Carmen Laffón / M. G. (Sevilla)

PIENSE unos instantes qué personas, momentos, sitios o instituciones considera que representan la mejor versión de Sevilla, aquella que debería ser conocida por todos, sobre todo por quienes nos visitan. Olvide por unos momentos la galería de los horrores que todos conocemos de sobra y que se resume en esa ola de feísmo que empozoña desde la arquitectura hasta las manifestaciones plásticas, pasando por supuesto por el vestuario de una sociedad que, sencillamente, está desvestida.

En esa selección que compendia la mejor Sevilla puede estar un paseo por los jardines del Alcázar, el sabor de una yema de San Leandro, una tertulia con Ismael Yebra, la paz de tantos monasterios desconocidos de la capital y la provincia, el retorno de una cofradía de negro con escaso pero suficiente público, las miradas que estos días miles de personas han dedicado al Gran Poder, la vista general de la ciudad y el Aljarafe desde la última planta del rascacielos, la trama urbana de la judería, tan grata para el caminante los días de calor; la pareja de la hermanas de la Cruz que acude a cumplir con sus labores en el domicilio de alguien impedido, las glorietas del parque de María Luisa donde todavía se ofrecen libros, una taberna de las de siempre sin sofisticaciones y con camareros con oficio, un café en el patio del Real Círculo de Labradores, antiguo convento de San Acacio; un paseo matutino a la vera del río, una visita en pleno agosto al Museo de Bellas Artes, la película Semana Santa de Lebrón, Gutiérrez Aragón y Colón, el Patio de los Naranjos cuando repican las campanas de la Giralda, los comedores sociales, los mimos de Andex a los niños, un funeral en el Hospital de la Caridad, y, por supuesto, los cuadros de Carmen Laffón.

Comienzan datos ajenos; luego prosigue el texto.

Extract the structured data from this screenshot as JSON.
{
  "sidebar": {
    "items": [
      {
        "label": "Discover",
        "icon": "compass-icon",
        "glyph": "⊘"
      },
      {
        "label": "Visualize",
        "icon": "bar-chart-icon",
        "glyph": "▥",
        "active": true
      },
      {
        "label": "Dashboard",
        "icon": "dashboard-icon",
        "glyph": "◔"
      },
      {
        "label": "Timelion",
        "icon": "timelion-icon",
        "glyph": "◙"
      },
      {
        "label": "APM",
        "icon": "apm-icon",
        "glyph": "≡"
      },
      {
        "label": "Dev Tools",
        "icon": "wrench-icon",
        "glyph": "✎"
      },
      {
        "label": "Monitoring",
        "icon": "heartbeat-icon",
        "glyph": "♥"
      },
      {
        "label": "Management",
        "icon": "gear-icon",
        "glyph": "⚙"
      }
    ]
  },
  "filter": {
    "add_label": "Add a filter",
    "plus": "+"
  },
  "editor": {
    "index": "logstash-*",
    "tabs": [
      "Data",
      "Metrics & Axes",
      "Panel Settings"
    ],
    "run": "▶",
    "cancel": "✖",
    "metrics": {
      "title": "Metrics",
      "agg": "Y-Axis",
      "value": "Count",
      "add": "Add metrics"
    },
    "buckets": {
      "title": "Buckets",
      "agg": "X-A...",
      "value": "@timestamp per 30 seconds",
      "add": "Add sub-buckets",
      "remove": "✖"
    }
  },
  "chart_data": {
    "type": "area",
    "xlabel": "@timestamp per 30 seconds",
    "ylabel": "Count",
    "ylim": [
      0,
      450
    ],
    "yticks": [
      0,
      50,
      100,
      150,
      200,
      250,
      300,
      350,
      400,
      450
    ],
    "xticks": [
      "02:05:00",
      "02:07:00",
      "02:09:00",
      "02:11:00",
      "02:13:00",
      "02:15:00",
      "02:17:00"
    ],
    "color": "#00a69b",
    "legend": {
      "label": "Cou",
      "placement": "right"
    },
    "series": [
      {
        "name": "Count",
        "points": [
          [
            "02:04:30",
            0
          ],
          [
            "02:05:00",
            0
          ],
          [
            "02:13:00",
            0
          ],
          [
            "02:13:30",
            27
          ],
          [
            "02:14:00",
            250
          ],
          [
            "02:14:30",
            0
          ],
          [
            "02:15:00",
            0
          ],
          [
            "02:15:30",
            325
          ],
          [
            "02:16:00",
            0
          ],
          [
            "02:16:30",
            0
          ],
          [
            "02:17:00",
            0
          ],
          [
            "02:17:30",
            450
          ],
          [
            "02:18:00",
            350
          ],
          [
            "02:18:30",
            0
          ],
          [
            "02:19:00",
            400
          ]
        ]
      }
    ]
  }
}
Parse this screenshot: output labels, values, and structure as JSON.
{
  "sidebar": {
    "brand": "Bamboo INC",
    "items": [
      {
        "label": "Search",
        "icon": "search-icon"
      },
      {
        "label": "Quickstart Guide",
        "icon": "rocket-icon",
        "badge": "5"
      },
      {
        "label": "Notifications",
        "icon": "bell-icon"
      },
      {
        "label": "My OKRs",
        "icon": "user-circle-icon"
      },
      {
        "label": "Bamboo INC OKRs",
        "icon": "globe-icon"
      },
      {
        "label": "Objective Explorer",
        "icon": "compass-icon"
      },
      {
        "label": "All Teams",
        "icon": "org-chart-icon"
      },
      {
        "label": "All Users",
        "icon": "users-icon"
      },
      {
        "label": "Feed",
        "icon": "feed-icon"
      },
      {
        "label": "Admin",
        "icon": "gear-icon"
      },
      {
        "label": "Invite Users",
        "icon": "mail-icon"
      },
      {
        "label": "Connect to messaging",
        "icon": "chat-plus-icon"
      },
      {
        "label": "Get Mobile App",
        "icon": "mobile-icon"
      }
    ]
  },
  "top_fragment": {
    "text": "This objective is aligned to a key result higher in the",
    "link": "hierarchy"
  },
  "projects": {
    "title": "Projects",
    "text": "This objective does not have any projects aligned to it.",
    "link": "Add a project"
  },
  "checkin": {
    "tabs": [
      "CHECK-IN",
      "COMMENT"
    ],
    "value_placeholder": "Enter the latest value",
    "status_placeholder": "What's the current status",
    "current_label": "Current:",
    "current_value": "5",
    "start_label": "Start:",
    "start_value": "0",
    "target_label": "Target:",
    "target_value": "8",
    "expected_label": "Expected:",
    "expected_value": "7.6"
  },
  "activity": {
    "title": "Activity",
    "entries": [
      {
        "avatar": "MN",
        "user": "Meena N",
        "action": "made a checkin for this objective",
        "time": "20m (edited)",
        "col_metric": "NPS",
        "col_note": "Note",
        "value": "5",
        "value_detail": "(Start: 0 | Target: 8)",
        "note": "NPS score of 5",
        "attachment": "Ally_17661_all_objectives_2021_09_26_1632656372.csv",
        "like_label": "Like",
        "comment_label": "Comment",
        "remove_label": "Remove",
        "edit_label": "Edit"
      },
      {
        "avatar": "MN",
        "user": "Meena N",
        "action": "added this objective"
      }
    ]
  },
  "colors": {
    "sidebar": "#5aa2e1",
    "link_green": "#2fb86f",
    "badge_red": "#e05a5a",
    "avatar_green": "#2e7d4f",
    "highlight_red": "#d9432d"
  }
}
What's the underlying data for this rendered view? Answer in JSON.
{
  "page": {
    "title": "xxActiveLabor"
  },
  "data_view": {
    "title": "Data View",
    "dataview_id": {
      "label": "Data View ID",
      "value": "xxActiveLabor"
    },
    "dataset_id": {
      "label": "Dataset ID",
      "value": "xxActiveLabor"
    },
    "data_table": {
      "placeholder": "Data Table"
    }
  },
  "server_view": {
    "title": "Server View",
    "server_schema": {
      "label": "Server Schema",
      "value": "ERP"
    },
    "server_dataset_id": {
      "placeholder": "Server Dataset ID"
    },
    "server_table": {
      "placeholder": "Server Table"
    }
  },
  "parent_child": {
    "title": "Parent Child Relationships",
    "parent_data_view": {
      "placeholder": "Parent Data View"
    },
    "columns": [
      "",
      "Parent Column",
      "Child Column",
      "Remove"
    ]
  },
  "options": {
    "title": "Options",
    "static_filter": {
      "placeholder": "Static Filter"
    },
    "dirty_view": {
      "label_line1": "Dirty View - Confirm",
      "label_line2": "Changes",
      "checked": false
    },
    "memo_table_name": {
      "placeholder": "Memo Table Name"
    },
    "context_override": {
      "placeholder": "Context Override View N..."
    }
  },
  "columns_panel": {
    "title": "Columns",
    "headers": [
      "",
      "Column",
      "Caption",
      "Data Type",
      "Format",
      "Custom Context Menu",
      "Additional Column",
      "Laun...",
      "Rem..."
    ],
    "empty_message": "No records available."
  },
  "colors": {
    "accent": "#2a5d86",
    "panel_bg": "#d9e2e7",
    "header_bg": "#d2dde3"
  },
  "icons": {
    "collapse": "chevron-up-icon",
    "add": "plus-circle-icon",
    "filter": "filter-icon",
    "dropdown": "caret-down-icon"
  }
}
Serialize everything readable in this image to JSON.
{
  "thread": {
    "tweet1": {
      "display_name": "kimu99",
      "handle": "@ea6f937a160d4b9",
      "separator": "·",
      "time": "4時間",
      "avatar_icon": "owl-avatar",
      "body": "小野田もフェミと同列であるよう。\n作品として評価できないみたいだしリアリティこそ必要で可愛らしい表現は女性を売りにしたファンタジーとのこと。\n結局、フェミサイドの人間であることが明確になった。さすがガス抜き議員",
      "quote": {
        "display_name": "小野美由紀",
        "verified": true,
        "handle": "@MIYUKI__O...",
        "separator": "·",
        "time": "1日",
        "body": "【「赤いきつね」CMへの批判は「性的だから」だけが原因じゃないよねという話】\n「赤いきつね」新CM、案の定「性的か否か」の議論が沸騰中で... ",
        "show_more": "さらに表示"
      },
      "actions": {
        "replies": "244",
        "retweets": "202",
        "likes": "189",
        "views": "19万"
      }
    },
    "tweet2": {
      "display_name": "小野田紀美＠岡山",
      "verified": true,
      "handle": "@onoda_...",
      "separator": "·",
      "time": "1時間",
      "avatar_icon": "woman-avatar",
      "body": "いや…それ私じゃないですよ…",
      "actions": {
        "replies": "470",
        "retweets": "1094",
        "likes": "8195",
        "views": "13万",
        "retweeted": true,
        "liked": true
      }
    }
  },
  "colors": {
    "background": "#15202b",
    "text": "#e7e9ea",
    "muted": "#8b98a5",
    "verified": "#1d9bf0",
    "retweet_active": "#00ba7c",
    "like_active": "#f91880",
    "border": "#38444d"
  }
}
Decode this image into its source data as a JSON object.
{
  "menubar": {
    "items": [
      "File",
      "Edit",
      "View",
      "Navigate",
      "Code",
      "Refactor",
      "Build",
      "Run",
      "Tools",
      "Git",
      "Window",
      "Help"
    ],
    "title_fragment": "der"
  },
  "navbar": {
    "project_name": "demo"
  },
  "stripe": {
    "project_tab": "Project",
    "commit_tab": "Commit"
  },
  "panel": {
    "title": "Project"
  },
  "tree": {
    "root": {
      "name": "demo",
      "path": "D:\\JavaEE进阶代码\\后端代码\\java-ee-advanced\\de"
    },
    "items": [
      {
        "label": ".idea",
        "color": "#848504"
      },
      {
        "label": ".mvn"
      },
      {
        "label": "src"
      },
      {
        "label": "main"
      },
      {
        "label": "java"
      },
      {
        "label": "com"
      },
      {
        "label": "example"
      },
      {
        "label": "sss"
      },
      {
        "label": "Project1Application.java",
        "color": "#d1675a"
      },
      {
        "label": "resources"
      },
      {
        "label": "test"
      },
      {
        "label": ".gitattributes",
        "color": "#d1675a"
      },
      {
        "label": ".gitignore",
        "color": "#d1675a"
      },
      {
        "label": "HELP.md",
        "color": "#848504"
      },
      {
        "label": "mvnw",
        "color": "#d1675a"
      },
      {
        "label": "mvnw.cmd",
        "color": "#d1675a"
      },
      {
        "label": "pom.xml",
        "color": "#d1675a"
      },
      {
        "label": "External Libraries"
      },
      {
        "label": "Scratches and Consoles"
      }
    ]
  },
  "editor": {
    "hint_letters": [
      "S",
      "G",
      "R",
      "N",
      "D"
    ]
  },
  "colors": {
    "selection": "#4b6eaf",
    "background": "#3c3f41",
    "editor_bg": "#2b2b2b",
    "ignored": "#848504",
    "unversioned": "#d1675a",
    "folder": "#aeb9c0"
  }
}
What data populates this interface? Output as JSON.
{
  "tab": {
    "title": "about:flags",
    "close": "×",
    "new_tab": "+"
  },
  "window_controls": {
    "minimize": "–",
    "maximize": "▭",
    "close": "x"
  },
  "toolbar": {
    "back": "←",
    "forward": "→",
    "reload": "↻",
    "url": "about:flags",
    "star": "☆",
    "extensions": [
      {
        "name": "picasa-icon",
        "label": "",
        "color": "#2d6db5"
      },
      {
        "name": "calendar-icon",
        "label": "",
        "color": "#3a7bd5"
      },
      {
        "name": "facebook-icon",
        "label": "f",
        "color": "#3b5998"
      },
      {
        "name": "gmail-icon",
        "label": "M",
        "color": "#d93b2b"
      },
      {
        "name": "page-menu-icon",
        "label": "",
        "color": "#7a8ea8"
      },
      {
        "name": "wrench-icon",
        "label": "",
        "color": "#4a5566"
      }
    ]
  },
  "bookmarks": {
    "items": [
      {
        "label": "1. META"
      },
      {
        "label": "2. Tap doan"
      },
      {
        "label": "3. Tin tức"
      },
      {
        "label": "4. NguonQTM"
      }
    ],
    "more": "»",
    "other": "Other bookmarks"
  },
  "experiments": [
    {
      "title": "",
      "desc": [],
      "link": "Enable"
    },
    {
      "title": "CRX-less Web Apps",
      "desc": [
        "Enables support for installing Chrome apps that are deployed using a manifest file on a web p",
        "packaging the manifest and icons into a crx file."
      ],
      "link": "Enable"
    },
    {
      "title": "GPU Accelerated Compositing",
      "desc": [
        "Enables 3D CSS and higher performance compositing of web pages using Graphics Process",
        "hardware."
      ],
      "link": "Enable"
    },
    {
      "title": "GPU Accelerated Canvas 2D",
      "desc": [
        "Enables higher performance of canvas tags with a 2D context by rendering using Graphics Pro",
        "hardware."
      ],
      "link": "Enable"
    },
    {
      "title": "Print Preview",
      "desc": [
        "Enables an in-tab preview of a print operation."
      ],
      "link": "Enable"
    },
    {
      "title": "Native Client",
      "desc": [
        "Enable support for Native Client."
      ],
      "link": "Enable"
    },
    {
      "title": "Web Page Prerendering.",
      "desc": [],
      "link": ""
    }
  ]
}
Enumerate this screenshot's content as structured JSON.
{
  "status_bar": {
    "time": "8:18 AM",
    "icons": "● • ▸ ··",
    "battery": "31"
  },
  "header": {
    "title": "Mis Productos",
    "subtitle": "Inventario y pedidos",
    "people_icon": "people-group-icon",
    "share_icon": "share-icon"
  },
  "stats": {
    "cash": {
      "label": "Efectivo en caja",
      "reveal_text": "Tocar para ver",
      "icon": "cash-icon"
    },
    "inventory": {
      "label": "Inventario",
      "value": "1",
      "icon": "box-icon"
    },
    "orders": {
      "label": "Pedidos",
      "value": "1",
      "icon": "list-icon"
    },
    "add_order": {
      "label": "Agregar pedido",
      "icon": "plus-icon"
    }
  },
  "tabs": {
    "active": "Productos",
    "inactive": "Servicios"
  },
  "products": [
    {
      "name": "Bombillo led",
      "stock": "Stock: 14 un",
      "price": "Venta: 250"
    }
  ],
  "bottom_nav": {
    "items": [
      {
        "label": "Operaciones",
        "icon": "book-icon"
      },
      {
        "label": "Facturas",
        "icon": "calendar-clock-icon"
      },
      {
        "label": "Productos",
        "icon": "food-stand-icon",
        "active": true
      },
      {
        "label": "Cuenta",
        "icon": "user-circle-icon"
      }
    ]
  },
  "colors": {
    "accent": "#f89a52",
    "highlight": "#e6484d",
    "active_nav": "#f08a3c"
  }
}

Su pintura es como era ella: exquisita, serena, discreta. Vivió tratando de capturar el tiempo con los pinceles, concibió esa labor como una suerte de sacerdocio. Nunca se dio lustre, huyó del protagonismo con obsesión. “Si quiere le cuento mi vida, pero no creo que le interese a nadie”, me dijo una vez. Su precioso cartel de la Macarena fue avanzado por este periódico. Lejos de molestarse quiso hacernos saber que estaba muy agradecida porque había aparecido muy bien reproducido y explicado, prueba de que cuidaba todos los detalles una vez acabada la obra, desde la luz hasta el caballete. Atrás quedarán para siempre sus desayunos plácidos en el bar La Candelaria, donde también parecía atrapar el tiempo. Sevilla ha sido mejor con Laffón. Las nuevas generaciones deberían saberlo. Ahora, doña Carmen, sí que interesa su vida y su obra. La ciudad deberá cuidar siempre la luz de sus cuadros. El mejor homenaje a una señora con estilo.